Ever hear that “honesty is key” and “the truth will set you free?” Well, yeah, those things are mostly true and accepted as morally just.
But let’s talk honesty in fiction. When I’m talking “honesty” I’m talking honesty from the writer to the reader, from the character voice to the reader. Honesty – that sheer honesty that we are able to write with, that bareness with which we can write without being stared at or called names, that transparency we are able to call upon within our writing that we can’t/won’t/refuse to use in our real lives.
In fiction, characters’ thoughts are free. They think what we think without worrying about what others will think about them. This is one reason why I am drawn more so to female protagonists than male protagonists; we share a brainwave pattern and thought process. They feel what I feel when faced with certain decisions.

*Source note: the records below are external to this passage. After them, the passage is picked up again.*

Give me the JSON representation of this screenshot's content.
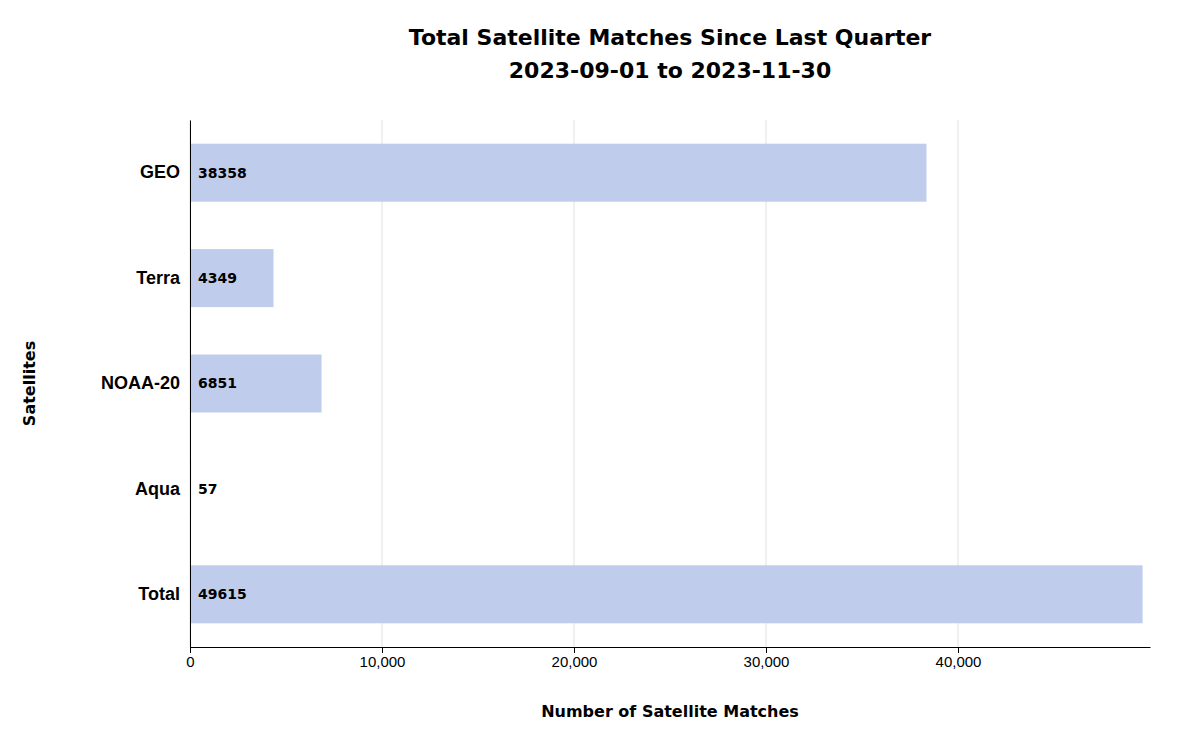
{
  "chart_data": {
    "type": "bar",
    "orientation": "horizontal",
    "title": "Total Satellite Matches Since Last Quarter",
    "subtitle": "2023-09-01 to 2023-11-30",
    "categories": [
      "GEO",
      "Terra",
      "NOAA-20",
      "Aqua",
      "Total"
    ],
    "values": [
      38358,
      4349,
      6851,
      57,
      49615
    ],
    "color": "#bfccec",
    "x_label": "Number of Satellite Matches",
    "y_label": "Satellites",
    "xlim": [
      0,
      50000
    ],
    "xticks": [
      0,
      {
        "value": 10000,
        "label": "10,000"
      },
      {
        "value": 20000,
        "label": "20,000"
      },
      {
        "value": 30000,
        "label": "30,000"
      },
      {
        "value": 40000,
        "label": "40,000"
      }
    ],
    "grid": true,
    "data_labels": true
  }
}
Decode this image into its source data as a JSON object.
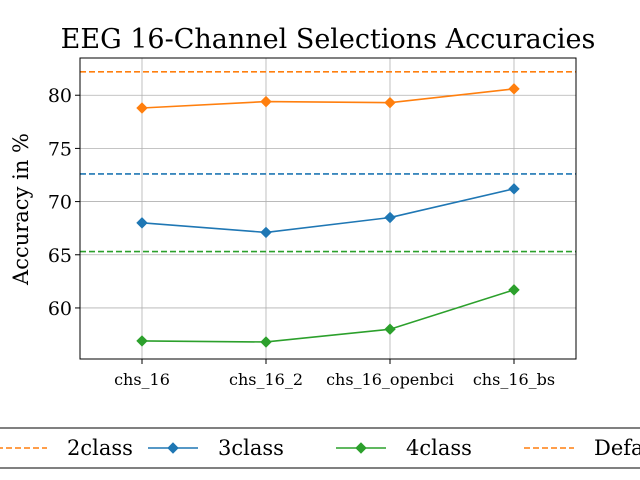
{
  "chart_data": {
    "type": "line",
    "title": "EEG 16-Channel Selections Accuracies",
    "xlabel": "",
    "ylabel": "Accuracy in %",
    "categories": [
      "chs_16",
      "chs_16_2",
      "chs_16_openbci",
      "chs_16_bs"
    ],
    "ylim": [
      55.2,
      83.5
    ],
    "yticks": [
      60,
      65,
      70,
      75,
      80
    ],
    "grid": true,
    "legend_placement": "bottom",
    "series": [
      {
        "name": "2class",
        "color": "#ff7f0e",
        "marker": "diamond",
        "values": [
          78.8,
          79.4,
          79.3,
          80.6
        ]
      },
      {
        "name": "3class",
        "color": "#1f77b4",
        "marker": "diamond",
        "values": [
          68.0,
          67.1,
          68.5,
          71.2
        ]
      },
      {
        "name": "4class",
        "color": "#2ca02c",
        "marker": "diamond",
        "values": [
          56.9,
          56.8,
          58.0,
          61.7
        ]
      }
    ],
    "reference_lines": [
      {
        "color": "#ff7f0e",
        "style": "dashed",
        "value": 82.2
      },
      {
        "color": "#1f77b4",
        "style": "dashed",
        "value": 72.6
      },
      {
        "color": "#2ca02c",
        "style": "dashed",
        "value": 65.3
      }
    ],
    "legend": [
      {
        "label": "2class",
        "color": "#ff7f0e",
        "style": "dashed",
        "marker": "none"
      },
      {
        "label": "3class",
        "color": "#1f77b4",
        "style": "solid",
        "marker": "diamond"
      },
      {
        "label": "4class",
        "color": "#2ca02c",
        "style": "solid",
        "marker": "diamond"
      },
      {
        "label": "Defa",
        "color": "#ff7f0e",
        "style": "dashed",
        "marker": "none"
      }
    ]
  }
}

My characters think something of what I think; they say what I wish I could say; they do what I wish I could – they are, in a nutshell, extensions of me, my consciousness, and my imagination.
Reading about girls (real and not) that share my fears and worries and anxieties make me feel less alone in the world. It reminds me that I am not alone, and I know that every other girl that reads finds that same solace – that they are not truly alone or weird or abnormal. There are girls all over the country and the globe that feel the way that I do, in every culture and from every language, and reading is a way to bridge that gap. (I’m sure boys can too. But boys are gross and have cooties. Eww!)